Blotter o’ the week: A woman who appeared to be pregnant walked into a West Ashley hair supply store and stuffed two wigs down her shirt.
You know it’s fall when someone shatters your back windshield with a pumpkin.
A man dropped his backpack off at the register, walked into a downtown discount store, and walked out with two cans of Vienna sausages valued at $1.10. A strange standoff ensued when he came back in for his bag; the clerk refused to take off the backpack until the man coughed up the cans.
When an officer handed a man a citation for drinking in public, the offender threw it on the sidewalk, saying, “I don’t need it, I’m not going to court.”
A group of high schoolers threw a can of white paint at the sidewalk, smothering the driver’s side of a man’s Mazda in the process.
A man punched his pregnant ex-girlfriend in the eye after she refused to have sex with him.
According to CPD’s Urban Dictionary, “the police” can also mean “(a snitch).”
A high schooler was booked and lodged in county jail after a school resource officer caught him with his older brother’s ADHD meds.
A man was found passed out on top of a case of water in front of a Johns Island convenience store.
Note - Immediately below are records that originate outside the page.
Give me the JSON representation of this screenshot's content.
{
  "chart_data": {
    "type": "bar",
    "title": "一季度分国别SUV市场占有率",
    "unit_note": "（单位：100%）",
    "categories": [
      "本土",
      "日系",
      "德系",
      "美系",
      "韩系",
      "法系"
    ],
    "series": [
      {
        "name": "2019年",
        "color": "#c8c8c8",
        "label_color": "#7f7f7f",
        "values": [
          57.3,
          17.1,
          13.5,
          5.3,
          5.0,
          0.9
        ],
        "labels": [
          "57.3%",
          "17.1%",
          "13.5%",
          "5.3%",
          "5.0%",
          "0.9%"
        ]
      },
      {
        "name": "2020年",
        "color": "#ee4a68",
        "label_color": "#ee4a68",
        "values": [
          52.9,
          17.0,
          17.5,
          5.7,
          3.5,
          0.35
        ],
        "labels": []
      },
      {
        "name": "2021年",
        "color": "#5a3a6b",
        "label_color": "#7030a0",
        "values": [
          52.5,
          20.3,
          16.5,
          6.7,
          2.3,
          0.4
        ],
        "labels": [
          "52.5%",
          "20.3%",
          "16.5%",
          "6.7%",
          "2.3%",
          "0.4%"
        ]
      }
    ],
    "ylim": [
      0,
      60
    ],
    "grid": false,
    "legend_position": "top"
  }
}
When an officer approached him, he said his name was “Big Nate and that is all there is to know” and that he was “high and drunk.”
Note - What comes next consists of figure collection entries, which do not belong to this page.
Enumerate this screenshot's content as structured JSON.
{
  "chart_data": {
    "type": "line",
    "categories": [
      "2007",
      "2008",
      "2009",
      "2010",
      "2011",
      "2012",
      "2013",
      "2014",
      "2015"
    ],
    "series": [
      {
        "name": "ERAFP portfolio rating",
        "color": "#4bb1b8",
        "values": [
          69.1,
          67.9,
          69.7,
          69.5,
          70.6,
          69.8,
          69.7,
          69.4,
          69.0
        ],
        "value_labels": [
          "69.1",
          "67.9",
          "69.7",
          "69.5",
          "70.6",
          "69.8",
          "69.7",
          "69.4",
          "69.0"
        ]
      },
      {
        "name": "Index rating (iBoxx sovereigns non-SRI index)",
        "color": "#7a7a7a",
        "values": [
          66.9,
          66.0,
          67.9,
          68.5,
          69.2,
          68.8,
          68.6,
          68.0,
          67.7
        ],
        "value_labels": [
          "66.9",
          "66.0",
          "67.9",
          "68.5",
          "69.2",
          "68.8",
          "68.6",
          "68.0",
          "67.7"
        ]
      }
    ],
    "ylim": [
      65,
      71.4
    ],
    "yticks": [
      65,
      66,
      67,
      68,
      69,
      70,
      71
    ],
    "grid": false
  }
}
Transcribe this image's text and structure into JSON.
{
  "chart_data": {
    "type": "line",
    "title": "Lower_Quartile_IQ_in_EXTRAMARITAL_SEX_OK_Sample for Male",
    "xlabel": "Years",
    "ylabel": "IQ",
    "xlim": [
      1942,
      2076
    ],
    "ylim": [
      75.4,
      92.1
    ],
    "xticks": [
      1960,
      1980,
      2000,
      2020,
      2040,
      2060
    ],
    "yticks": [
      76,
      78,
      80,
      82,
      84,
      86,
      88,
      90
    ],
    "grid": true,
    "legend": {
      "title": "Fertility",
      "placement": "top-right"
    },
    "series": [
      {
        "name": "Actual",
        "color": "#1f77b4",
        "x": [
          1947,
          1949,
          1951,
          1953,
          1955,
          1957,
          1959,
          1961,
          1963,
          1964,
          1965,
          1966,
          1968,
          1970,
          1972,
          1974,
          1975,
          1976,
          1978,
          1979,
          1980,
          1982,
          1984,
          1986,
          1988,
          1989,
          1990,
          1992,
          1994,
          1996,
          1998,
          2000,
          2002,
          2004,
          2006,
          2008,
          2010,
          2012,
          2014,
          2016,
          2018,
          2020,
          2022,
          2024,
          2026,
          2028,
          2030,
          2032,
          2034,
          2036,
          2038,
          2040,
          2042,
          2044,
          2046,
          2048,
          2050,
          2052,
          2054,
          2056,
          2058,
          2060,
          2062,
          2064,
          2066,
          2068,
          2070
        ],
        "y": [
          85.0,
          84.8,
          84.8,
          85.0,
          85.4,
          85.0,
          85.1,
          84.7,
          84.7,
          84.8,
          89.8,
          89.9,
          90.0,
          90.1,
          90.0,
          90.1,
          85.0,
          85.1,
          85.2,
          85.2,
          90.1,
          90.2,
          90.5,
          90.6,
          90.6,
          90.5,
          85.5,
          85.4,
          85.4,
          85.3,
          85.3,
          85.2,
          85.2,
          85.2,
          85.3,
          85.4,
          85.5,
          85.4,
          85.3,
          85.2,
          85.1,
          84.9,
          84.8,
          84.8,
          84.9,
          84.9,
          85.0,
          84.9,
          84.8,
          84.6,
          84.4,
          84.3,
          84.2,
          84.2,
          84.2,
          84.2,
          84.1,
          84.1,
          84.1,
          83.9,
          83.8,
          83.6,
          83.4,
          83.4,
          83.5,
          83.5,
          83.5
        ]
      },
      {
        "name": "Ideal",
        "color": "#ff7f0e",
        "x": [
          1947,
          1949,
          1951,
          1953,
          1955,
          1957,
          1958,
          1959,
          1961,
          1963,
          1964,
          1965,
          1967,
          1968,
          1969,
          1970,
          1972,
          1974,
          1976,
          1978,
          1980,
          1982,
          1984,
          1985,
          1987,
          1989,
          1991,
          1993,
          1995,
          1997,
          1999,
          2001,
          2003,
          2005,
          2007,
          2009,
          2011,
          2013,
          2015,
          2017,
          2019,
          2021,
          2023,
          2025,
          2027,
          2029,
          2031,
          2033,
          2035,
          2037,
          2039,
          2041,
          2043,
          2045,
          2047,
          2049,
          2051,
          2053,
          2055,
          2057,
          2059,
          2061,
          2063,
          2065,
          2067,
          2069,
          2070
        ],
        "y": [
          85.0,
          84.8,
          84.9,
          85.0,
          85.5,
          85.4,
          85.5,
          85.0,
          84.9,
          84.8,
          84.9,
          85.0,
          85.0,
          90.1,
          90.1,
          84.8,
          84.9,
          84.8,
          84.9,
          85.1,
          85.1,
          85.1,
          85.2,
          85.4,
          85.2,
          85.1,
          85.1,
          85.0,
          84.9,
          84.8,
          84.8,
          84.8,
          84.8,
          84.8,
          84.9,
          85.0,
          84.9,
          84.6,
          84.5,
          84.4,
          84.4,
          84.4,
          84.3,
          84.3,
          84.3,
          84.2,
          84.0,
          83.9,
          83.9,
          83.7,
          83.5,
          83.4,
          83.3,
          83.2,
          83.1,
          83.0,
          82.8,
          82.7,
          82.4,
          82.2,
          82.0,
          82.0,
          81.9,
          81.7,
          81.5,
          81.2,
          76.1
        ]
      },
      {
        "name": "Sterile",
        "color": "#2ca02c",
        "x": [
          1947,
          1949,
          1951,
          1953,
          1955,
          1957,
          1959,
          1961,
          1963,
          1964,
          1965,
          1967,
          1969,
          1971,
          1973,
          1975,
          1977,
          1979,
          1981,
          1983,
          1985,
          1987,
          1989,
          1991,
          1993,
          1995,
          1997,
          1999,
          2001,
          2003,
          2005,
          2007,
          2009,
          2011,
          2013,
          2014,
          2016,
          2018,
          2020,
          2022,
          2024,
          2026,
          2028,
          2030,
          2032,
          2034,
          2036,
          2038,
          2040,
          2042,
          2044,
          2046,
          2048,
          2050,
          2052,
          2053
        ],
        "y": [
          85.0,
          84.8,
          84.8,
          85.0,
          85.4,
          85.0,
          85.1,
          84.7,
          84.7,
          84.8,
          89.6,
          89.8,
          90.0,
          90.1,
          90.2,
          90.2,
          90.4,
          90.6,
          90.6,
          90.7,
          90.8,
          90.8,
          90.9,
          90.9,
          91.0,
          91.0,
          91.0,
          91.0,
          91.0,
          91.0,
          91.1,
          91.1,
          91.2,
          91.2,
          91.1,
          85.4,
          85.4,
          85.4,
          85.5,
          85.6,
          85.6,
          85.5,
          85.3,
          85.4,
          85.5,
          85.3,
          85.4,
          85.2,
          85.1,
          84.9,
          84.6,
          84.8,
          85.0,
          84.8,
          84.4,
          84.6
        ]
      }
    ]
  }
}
A man stole two watches, one valued at $2,950 and another valued at $790, from a display case inside a downtown hotel.
A middle school student began stabbing himself in the hand with a pencil during a math lesson. In his math paper, he wrote, “I hurt myself because I love pain.” While alone in a different room with a teacher, he stabbed her with a pencil twice and punched her in the eye.
In light of the recent Pittsburgh synagogue shooting, a local rabbi reported an angry Facebook post that mentioned her and the mayor of Charleston to the police. “If the Jews had rifles in 1942, a lot fewer of them would have ended up as ashes in the crematoria of Auschwitz, Dachau, etc,” the post read in part.